Quant au veau américain, le contrat août 26 a fini à 369,85 $ (-3,45 $). Celui septembre 26 a clôturé à 367,68 $ (- 3,70 $). Celui octobre 26 a fermé à 364,60 $ (-3,75 $).

  • À la clôture, le CME Feeder Cattle Index augmentait de 6,03 $ à 381,86 $. 
  • Aujourd’hui, le Fed Cattle Exchange (Central Stockyards) a tenu trois séances d’encan en ligne aux États-Unis.

Séquence un : il n’a pas réussi à vendre les 1,636 têtes présentées. Les secteurs concernés par cette tentative étaient : le TX/OK/NM, le KS et l’IA. Les prix de réserve allaient de 262,00 à 409,00 $. Les offres maximales variaient entre 0,00 et 400,00 $.

Séquence deux : il n’a pas réussi à vendre les 1,636 têtes offertes. Les secteurs concernés par cette tentative étaient : le TX/OK/NM, le KS et l’IA. Les prix de réserve allaient de 260,00 à 409,00 $. Les offres maximales variaient entre 0,00 et 402,50 $. 

Séquence trois : il n’a pas réussi à vendre les 1,636 têtes présentées.

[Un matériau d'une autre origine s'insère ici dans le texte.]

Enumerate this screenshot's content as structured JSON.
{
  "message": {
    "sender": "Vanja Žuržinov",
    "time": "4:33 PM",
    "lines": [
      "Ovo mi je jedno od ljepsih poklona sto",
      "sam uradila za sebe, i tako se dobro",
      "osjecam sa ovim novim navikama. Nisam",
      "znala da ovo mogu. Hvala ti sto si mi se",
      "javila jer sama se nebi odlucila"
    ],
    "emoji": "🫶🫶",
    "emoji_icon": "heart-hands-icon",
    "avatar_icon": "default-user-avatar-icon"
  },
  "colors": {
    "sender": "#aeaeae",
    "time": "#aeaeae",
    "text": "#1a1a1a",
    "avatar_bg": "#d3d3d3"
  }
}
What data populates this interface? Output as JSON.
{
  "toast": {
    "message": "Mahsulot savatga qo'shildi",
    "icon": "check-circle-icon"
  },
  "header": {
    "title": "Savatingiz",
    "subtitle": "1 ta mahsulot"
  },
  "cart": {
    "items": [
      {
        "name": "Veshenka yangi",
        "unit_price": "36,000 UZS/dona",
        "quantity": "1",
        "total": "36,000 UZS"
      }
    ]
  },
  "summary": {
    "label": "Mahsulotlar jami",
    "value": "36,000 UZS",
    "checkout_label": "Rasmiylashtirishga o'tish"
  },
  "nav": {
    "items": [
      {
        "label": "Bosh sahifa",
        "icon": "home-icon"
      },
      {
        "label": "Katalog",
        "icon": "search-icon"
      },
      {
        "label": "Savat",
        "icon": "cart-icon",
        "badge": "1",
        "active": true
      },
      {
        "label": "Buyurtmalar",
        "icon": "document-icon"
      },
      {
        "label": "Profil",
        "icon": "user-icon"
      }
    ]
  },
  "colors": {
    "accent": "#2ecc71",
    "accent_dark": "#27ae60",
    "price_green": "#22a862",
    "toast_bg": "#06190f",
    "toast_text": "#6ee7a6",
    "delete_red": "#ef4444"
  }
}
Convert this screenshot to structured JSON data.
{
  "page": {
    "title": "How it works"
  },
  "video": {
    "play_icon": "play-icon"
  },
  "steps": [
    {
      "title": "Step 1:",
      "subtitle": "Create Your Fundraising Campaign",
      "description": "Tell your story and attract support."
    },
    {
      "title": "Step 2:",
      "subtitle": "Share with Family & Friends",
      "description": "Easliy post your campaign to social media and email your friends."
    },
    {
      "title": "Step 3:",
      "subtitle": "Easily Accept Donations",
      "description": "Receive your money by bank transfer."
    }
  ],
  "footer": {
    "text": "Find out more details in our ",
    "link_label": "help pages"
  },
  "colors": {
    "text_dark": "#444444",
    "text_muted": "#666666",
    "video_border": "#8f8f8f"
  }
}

Les secteurs concernés par cette tentative étaient : le TX/OK/NM, le KS et l’IA. Les prix de réserve allaient de 258,00 à 409,00 $. Les offres maximales variaient entre 0,00 et 402,00 $.

  • Cet après-midi, la valeur du surgelé régressait avec un écart Ch/Se réduit à 19,45 $. La découpe « Choice » a perdu 5,29 $ à 391,03 $, tandis que la « Select » a reculé de 3,16 $ à 371,58 $. 
  • L’USDA (APHIS) a recensé jusqu’à présent 25 cas de myiase cutanée (lucilie bouchère); la plupart se trouvaient au Texas et au Nouveau-Mexique.
  • Pour la journée seulement, l’USDA a évalué les abattages sous inspection fédérale à 100,000 têtes (+ 5,000 comparativement à la semaine précédente; -6,832 par rapport à l’an passé). 
  • Il a également estimé le cumul hebdomadaire des abattages sous inspection fédérale à 537,000 têtes (+ 11,000 comparativement à la semaine précédente; -24,022 par rapport à l’an dernier).

 

Porc

Le contrat de porc américain juillet 26 a clôturé à 92,93 $ (+ 23 cents). Celui août 26 a fermé à 96,58 $ (- 3 cents). Celui octobre 26 a terminé à 81,95 $ (+ 1,00 $).

  • À la fermeture, le CME Lean Hog Index reculait de 0,07 $ à 91,78 $. 
  • Cet après-midi, le prix moyen au comptant de la carcasse baissait de 1,85 $ à 93,44 $. 
  • La valeur moyenne des découpes augmentait de 0,15 $ à 95,37 $. Dans le détail : longe + 0,07 $ (93,42 $); fesse + 7,12 $ (126,27 $); épaule + 2,49 $ (71,74 $); côte + 1,62 $ (182,49 $); jambon -0,76 $ (84,51 $); flanc -4,45 $ (111,96 $).
  • Pour la journée, l’USDA a évalué les abattages sous inspection fédérale à 445,000 têtes (-27,000 comparativement à la semaine précédente; -16,057 par rapport à l’an passé).
  • Il a également estimé le cumul hebdomadaire des abattages sous inspection fédérale à 2,371 millions de têtes (stable comparativement à la semaine précédente; -18,368 par rapport à l’an dernier).